Perang saudara pecah di Myanmar yang menyebabkan negara mengalami kelangkaan bahan bakar minyak. Perang terjadi antara junta militer yang melakukan kudeta pada 2021 dan milisi bersenjata. Krisis semakin parah setelah Dewan Administrasi Negara (SAC) mengalami serangan di wilayah kilang gasnya. Serangan ini dilakukan oleh kekuatan perlawanan, termasuk kelompok perlawanan etnis di Negara Bagian Shan bagian Utara, yang berkoordinasi dengan koalisi anti-kudeta di seluruh negeri.
Menurut Bank Dunia, impor listrik bulanan dari China ke Myanmar meningkat lebih dari dua kali lipat tahun ini.
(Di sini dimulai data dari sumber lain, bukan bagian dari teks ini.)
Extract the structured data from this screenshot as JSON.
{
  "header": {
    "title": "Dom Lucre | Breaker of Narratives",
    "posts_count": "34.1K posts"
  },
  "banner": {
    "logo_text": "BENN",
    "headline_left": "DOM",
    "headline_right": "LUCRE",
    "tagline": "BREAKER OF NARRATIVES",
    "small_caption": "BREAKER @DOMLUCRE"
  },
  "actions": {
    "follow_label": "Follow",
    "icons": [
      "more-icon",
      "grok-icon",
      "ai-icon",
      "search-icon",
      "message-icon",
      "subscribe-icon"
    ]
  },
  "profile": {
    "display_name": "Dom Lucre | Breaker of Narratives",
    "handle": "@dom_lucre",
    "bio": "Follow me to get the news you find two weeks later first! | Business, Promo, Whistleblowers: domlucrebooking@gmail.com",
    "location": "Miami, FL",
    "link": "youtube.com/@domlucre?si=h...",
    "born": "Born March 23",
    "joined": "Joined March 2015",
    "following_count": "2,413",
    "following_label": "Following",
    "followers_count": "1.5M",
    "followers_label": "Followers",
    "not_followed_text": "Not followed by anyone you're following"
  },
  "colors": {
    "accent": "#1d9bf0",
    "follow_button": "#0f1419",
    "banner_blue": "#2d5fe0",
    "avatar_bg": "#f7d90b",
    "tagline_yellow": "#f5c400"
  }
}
Otoritas militer pasca kudeta juga terus mendorong diskusi interkoneksi jaringan listrik dengan Beijing dan Vientiane.
Kendati demikian, China atau Laos kemungkinan tidak akan mengekspor listrik ke Myanmar dalam skala besar sebelum cadangan gas di negara tersebut habis. Hal ini akan membuat SAC terpaksa mencari sumber energi dan pendapatan alternatif atau berisiko menghadapi krisis.
Surat kabar Global New Light of Myanmar yang dikelola pemerintah mengatakan kekurangan minyak dimulai pada Selasa karena tertundanya pengiriman minyak dari Pelabuhan Thilawa ke stasiun pengisian bahan bakar, tanpa memberikan rincian lebih lanjut. Mata uang lokal yang anjlok terhadap dolar juga mempengaruhi kemampuan importir untuk membayar pengiriman bahan bakar.
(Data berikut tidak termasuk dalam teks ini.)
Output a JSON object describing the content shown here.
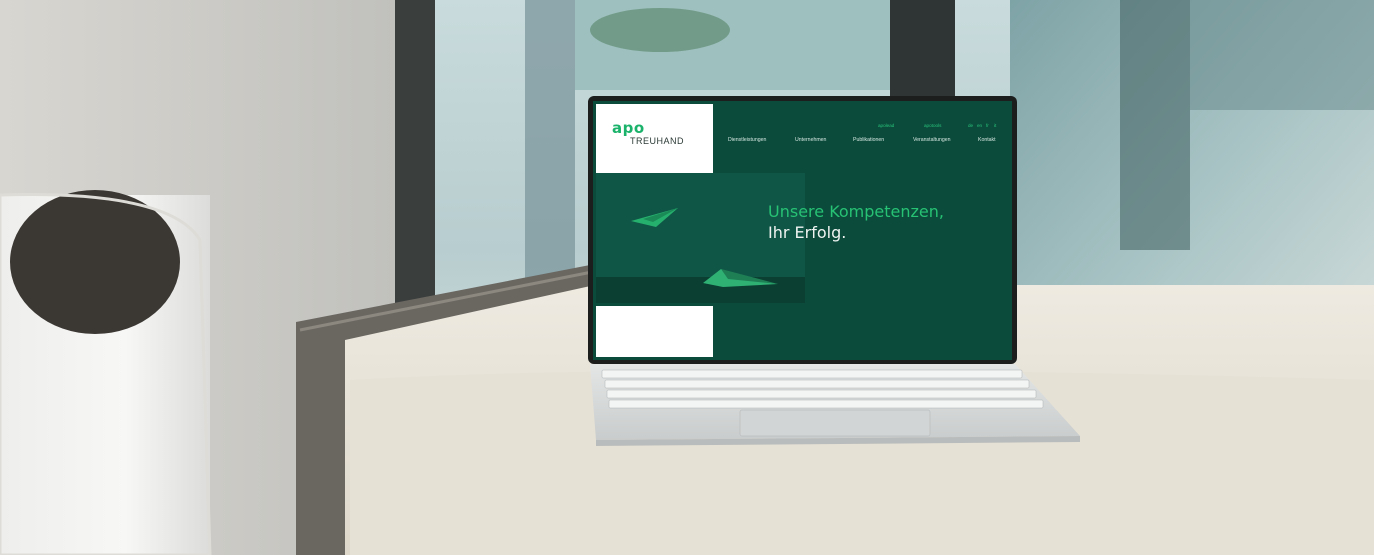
{
  "website": {
    "logo": {
      "brand": "apo",
      "sub": "TREUHAND"
    },
    "top_links": [
      "apolead",
      "apotools",
      "de",
      "en",
      "fr",
      "it"
    ],
    "nav": [
      "Dienstleistungen",
      "Unternehmen",
      "Publikationen",
      "Veranstaltungen",
      "Kontakt"
    ],
    "hero": {
      "line1": "Unsere Kompetenzen,",
      "line2": "Ihr Erfolg."
    }
  },
  "colors": {
    "brand_green": "#27c274",
    "screen_bg": "#0b4b3b",
    "panel": "#0f5646",
    "laptop_silver": "#d9dbdb",
    "cushion": "#e9e4d9"
  }
}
Perekonomian Myanmar telah merosot sejak kudeta, memicu protes pro-demokrasi yang ditindas oleh tindakan keras militer. Pasukan Pertahanan Rakyat bermunculan di seluruh negeri untuk melawan junta, dengan bentrokan yang sering terjadi di sebagian besar wilayah negara. Menurut Bank Dunia, PDB Myanmar diproyeksikan meningkat sebesar tiga persen hingga September 2023, masih sekitar 10% lebih rendah dibandingkan tahun 2019. Hambatan pasokan dan permintaan yang parah terus menghambat kegiatan ekonomi.